Der VGH Kassel hat mit Beschluss vom 27.09.2018 Az.: 8 B 432/18 in einem Eilverfahren festgestellt, dass die vom Hessischen Wirtschaftsministerium erlassenen „Verbindlichen Ausführungsbestimmungen zu § 2 Abs. 2 HSpielHG“ vom 17.08.2016 nicht als sachgerecht bewertet werden können und insofern nicht Grundlage einer Auswahlentscheidung zwischen konkurrierenden Spielhallen unterschiedlicher Betreiber sein können.
Für derartige Auswahlentscheidungen gibt es derzeit in Hessen keine rechtliche Grundlage. Weder die verbindlichen Ausführungsbestimmungen noch das Wägungsschemata können als sachgerechte Kriterien für eine behördliche Auswahlentscheidung herangezogen werden.
Das VGH macht deutlich, dass durch eine negative Auswahlentscheidung in das Grundrecht der Berufsfreiheit (Artikel 12 Abs. 1 GG) eingegriffen wird. Ein derartiger Eingriff unterliegt dem Grundsatz des Vorbehaltes des Gesetzes und erfordert eine dem Grundrechtsschutz angemessene Verfahrensgestaltung. Danach muss der Gesetzgeber selbst die Voraussetzungen bestimmen, unter denen der Zugang zu eröffnen oder zu versagen ist und er muss ein rechtsstaatliches Verfahren bereitstellen, in dem hierfür zu entscheiden ist. Weder der Glücksspieländerungsstaatsvertrag noch das Hessische Spielhallengesetz enthalten weitergehende Bestimmungen zu den Kriterien bei konkurrierenden Spielhallen. Diese sind lediglich in den vom Hessischen Ministerium für Wirtschaft, Energie, Verkehr und Landesentwicklung mit Datum vom 17.08.2016 erlassenen „Verbindlichen Ausführungsbestimmungen zu
§ 2 Abs. 2 HSpielHG“ erfasst.
Der VGH geht davon aus, dass die in der Verwaltungsvorschrift enthaltenen Kriterien nicht sachgerecht sind. Die Auswahlentscheidung ist anhand sachlicher Kriterien, welche die grundrechtlich geschützten Positionen der Spielhallenbetreiber in hinreichendem Maße berücksichtigen, in einem einheitlichen, willkürfreien und nachvollziehendem Verfahren zu treffen. Die in den Ausführungsbestimmungen genannten Kriterien der Qualität der Betriebsführung, Abstand zu Jugendeinrichtungen und das Umfeld des Spielhallenstandortes sind schon deshalb nicht sachgerecht, weil sie auf Gesichtspunkte abstellen, die bereits von den Spielhallenbetreibern zu erfüllen sind, um überhaupt an einem Auswahlverfahren teilnehmen zu können.

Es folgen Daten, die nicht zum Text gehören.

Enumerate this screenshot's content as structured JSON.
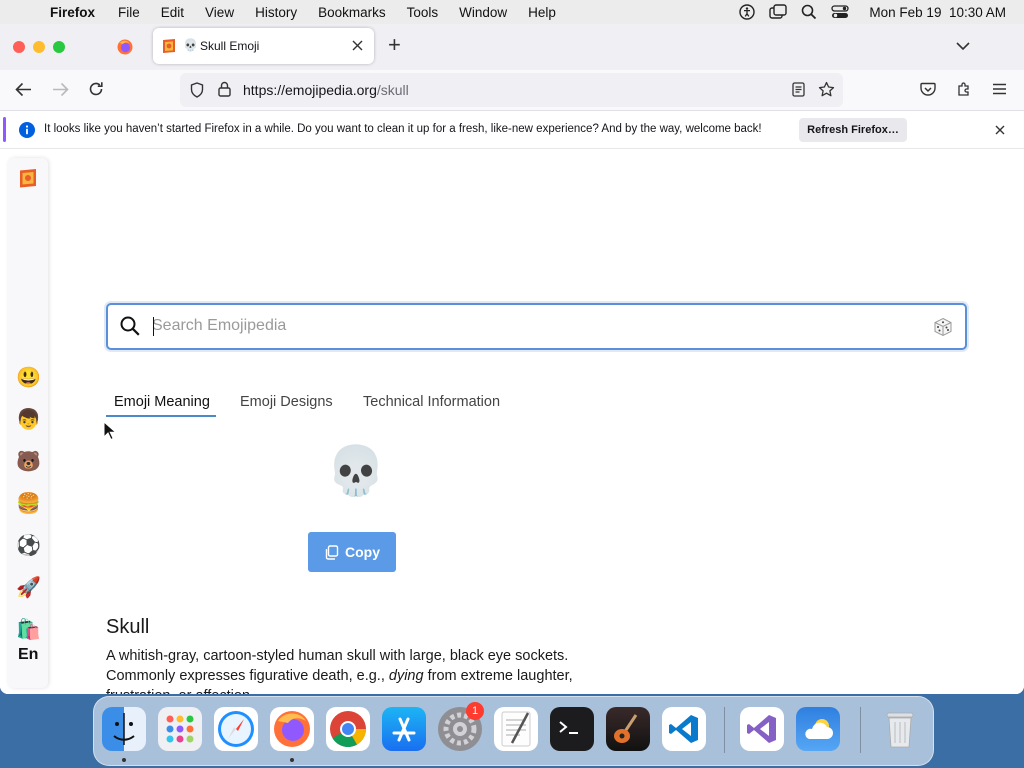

Insofern ist die „Qualität der Betriebsführung“ kein geeignetes Auswahlkriterium, da die notwendige Zuverlässigkeit bereits Voraussetzung für die Erteilung einer Spielhallenkonzession an sich ist und im Rahmen des § 9 Abs. 2 HSpielHG zu prüfen ist.
Ebenso ist mittlerweile das Kriterium „Abstand zu Jugendeinrichtungen“ durch die Neufassung des Gesetzes in § 2 Abs. 3 HSpielHG geregelt, sodass auch dies nicht mehr als Auswahlkriterium herangezogen werden kann.
Das Kriterium „Umfeld des Spielhallenstandortes“ ist hingegen so unbestimmt, dass sehr unterschiedliche Interpretationen in Bezug auf die örtlichen Gegebenheiten vorgenommen werden könnte, sodass eine Ungleichbehandlung nicht ausgeschlossen werden kann.
Im Übrigen weist der VGH auch darauf hin, dass auch planungsrechtliche Zielsetzungen einer Gemeinde nicht als sachgerechtes Auswahlkriterium in Betracht kommen, da diese Zielsetzungen allein dem Bauplanungsrecht zuzuordnen sind und unter dem Gesichtspunkt der städtebaulichen Entwicklung und Ordnung von Belang sind.
Vor diesem Hintergrund werden wir mit dem Hessischen Wirtschaftsministerium Kontakt aufnehmen, inwieweit rechtssichere Mechanismen gefunden werden können, um entsprechende Auswahlentscheidungen vor Ort treffen zu können.
Des Weiteren hat der VGH allerdings festgestellt, dass kein Anspruch besteht, entgegen den Voraussetzungen des § 2 Abs. 1 HSpielHG von dem Verbot von Mehrfachkonzessionen (Verbundverbot) abzuweichen.
Den Beschluss des VGH werden wir in der Hessischen Städte- und Gemeindezeitung veröffentlichen.